Por Resolução de 5 de novembro de 2025, da Direcção-Geral de Energias Renováveis e Mudança Climática, fez-se público o Acordo do Conselho da Xunta da Galiza de 13 de outubro de 2025 pelo que se outorga a declaração de utilidade pública, assim como a compatibilidade com diversos aproveitamentos florestais, das instalações relativas ao projecto do parque eólico Coriscada repotenciación, sito nas câmaras municipais de Mañón e Ortigueira (A Corunha), promovido por Sistemas Energéticos Mañón-Ortigueira, S.A. (expediente IN408A 2023/064) (DOG núm. 222, de 17 de novembro).
A declaração de utilidade pública, segundo o previsto no artigo 56 da Lei 24/2013, de 26 de dezembro, do sector eléctrico, implica a necessidade de ocupar os bens ou adquirir os direitos afectados e a sua urgente ocupação para os efeitos do artigo 52 da Lei de expropiação forzosa, de 16 de dezembro de 1954.
Em virtude do anterior, de conformidade com o disposto no artigo 52 da Lei de expropiação forzosa, as pessoas afectadas com as que não se alcançou acordo deverão comparecer nos seguintes lugares e datas:
– Dia 22 de julho de 2026, às 10.00 na Casa da Câmara municipal de Ortigueira.
– Dia 22 de julho de 2026, às 12.00 na Casa da Câmara municipal de Mañón.
A dita relação permanecerá exposta, para os efeitos oportunos, nos tabuleiros de anúncios das câmaras municipais de Mañón e Ortigueira, assim como na página web oficial desta conselharia:
https://medioambiente.junta.gal/enerxias-renováveis/outros-anúncios
Às pessoas afectadas também se lhe remeterá citação individual, na que se indicará expressamente o dia e a hora atribuídos para o levantamento de actas prévias à ocupação.

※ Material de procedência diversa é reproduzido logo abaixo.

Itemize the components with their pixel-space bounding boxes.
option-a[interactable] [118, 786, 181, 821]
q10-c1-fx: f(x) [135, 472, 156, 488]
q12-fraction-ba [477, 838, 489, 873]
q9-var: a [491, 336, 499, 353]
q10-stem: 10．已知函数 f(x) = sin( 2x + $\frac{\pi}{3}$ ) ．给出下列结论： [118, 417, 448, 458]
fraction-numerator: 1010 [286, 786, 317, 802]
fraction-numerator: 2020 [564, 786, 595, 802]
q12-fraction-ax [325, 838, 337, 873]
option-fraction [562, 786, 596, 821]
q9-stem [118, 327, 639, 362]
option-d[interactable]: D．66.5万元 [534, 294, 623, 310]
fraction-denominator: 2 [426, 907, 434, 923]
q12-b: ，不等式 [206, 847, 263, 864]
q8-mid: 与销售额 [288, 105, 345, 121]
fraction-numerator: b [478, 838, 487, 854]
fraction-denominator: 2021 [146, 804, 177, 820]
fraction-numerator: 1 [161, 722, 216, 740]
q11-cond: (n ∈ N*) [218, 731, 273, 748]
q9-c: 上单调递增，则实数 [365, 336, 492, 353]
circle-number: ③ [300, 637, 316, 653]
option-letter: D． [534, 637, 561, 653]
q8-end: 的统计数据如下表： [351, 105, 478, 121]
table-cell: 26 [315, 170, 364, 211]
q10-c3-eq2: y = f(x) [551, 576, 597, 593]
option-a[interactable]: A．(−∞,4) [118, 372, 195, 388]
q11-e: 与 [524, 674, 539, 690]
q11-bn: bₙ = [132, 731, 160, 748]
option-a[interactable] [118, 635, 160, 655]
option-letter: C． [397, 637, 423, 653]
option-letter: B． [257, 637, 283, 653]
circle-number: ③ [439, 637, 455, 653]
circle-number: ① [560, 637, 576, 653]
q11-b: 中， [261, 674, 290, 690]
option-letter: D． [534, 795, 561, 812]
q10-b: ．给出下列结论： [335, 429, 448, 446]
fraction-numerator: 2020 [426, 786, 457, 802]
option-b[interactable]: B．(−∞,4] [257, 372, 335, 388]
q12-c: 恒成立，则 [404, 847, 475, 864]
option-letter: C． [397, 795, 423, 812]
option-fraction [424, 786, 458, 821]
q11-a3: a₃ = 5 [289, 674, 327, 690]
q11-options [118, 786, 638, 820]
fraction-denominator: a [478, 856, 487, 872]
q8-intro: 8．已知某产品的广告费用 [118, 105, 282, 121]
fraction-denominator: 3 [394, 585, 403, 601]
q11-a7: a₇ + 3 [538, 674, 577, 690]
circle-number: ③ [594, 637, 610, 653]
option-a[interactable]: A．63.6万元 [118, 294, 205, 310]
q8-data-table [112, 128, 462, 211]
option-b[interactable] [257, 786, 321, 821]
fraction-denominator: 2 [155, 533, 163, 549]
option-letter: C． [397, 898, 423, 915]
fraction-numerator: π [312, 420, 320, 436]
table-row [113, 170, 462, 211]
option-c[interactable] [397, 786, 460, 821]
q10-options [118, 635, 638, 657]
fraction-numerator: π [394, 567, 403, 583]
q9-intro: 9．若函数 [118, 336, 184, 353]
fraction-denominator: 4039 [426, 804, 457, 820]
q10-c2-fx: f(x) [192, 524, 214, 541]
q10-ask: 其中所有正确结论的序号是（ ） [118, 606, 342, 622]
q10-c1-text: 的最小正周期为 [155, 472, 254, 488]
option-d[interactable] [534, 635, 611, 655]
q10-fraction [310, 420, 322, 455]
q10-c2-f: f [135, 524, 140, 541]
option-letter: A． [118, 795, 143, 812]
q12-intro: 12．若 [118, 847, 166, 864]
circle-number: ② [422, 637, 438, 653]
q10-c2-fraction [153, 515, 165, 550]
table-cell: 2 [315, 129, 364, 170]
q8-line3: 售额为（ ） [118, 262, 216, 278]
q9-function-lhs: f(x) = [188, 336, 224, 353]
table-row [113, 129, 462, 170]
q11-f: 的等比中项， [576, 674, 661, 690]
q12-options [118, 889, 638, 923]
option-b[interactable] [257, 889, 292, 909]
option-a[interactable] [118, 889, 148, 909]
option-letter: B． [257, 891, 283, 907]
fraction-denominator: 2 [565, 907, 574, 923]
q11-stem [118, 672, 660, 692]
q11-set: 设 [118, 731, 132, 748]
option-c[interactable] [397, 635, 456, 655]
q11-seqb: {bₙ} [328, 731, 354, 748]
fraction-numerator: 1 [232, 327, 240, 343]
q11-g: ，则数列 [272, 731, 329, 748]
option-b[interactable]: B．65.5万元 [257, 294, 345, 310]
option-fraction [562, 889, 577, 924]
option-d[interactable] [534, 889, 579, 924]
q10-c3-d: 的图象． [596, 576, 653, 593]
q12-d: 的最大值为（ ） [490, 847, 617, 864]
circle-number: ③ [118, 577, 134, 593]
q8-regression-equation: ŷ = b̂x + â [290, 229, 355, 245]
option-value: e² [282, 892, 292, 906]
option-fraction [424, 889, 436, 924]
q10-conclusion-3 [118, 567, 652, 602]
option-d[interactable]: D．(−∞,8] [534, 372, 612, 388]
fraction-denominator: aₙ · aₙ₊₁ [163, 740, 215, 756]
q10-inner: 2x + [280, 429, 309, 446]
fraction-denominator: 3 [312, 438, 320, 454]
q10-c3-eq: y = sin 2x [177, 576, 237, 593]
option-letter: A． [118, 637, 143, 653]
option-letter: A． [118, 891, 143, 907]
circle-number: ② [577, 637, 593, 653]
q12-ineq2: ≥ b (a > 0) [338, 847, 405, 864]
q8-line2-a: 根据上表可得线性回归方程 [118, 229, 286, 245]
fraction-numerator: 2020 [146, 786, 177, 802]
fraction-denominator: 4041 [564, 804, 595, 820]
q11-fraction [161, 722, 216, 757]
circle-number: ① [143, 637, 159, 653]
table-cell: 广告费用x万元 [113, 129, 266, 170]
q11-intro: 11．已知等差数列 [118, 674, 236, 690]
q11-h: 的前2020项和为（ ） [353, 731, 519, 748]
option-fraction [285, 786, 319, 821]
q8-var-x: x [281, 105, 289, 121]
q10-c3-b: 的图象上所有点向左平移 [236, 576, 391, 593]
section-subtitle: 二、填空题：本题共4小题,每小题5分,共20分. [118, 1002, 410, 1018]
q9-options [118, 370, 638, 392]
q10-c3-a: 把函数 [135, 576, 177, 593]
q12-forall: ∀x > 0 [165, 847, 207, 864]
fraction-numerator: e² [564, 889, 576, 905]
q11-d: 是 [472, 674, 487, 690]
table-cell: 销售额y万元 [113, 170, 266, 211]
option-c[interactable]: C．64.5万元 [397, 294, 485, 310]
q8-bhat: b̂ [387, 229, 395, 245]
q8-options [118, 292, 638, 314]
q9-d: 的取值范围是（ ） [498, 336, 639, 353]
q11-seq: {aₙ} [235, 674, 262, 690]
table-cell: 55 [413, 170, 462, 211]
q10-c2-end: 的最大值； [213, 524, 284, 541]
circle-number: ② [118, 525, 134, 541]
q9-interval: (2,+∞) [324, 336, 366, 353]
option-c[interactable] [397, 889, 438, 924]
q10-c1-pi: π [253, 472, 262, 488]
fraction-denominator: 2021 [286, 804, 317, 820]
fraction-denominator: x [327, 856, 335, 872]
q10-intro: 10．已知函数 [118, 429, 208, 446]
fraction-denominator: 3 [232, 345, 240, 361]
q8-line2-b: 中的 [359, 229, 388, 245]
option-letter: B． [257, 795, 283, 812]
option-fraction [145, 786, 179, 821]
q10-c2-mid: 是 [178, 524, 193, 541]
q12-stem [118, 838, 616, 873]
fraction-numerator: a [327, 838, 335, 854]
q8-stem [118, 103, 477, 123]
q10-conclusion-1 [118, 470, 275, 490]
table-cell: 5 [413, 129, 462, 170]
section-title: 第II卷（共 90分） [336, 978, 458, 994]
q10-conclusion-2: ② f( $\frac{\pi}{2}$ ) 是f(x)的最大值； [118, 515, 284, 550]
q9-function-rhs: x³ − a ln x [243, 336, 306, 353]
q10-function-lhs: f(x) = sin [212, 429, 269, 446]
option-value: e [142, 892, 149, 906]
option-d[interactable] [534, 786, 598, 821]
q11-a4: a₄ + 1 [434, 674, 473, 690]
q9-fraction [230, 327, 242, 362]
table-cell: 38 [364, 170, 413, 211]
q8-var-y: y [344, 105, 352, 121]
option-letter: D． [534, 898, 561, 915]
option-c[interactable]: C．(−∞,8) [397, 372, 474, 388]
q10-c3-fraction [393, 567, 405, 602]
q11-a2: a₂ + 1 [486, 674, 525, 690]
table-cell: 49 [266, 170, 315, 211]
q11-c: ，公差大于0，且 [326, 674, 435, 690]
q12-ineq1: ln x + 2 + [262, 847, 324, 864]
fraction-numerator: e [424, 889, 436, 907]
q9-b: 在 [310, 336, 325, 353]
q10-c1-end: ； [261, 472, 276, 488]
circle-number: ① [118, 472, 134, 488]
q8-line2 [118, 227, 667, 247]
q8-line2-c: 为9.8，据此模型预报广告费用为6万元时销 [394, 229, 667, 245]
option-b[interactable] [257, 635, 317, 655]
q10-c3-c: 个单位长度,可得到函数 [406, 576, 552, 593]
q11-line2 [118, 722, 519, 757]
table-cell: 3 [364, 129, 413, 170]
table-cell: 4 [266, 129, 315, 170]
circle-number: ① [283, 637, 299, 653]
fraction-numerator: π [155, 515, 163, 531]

Além disso o calendário de actuações permanecerá exposto nos tabuleiros de anúncios das câmaras municipais de Mañón e Ortigueira. Todas as pessoas interessadas, assim como as que tenham qualquer tipo de direitos ou interesses sobre os bens, deverão comparecer pessoalmente ou ser representadas por pessoa devidamente autorizada, achegando os documentos que acreditem a sua titularidade, e poderão assistir acompanhadas dos seus peritos e de um notário por conta própria.
Além disso, adverte-se-lhes a todas as pessoas interessadas que poderão formular alegações ante a Direcção-Geral de Energias Renováveis e Mudança Climática até o momento do levantamento de actas prévias, para os únicos efeitos de emendar possíveis erros que se cometessem ao relacionar os bens afectados pela urgente ocupação, segundo estabelece o artigo 56 do regulamento da Lei de expropiação forzosa.
No mesmo acto, a acta prévia à ocupação elevar-se-á a acta de ocupação definitiva, cuja eficácia ficará em todo caso demorada até o momento em que se produza o pagamento ou a consignação na Caixa Geral de Depósitos dos depósitos prévios e indemnizações por rápida ocupação calculados nos termos previstos no artigo 52.4 da Lei de expropiação forzosa, o que habilitará a ocupação material dos bens e/ou direitos afectados no prazo estabelecido no artigo 52.6 de Lei de expropiação forzosa. A sua formalização será comunicada, em qualquer caso, às pessoas afectadas.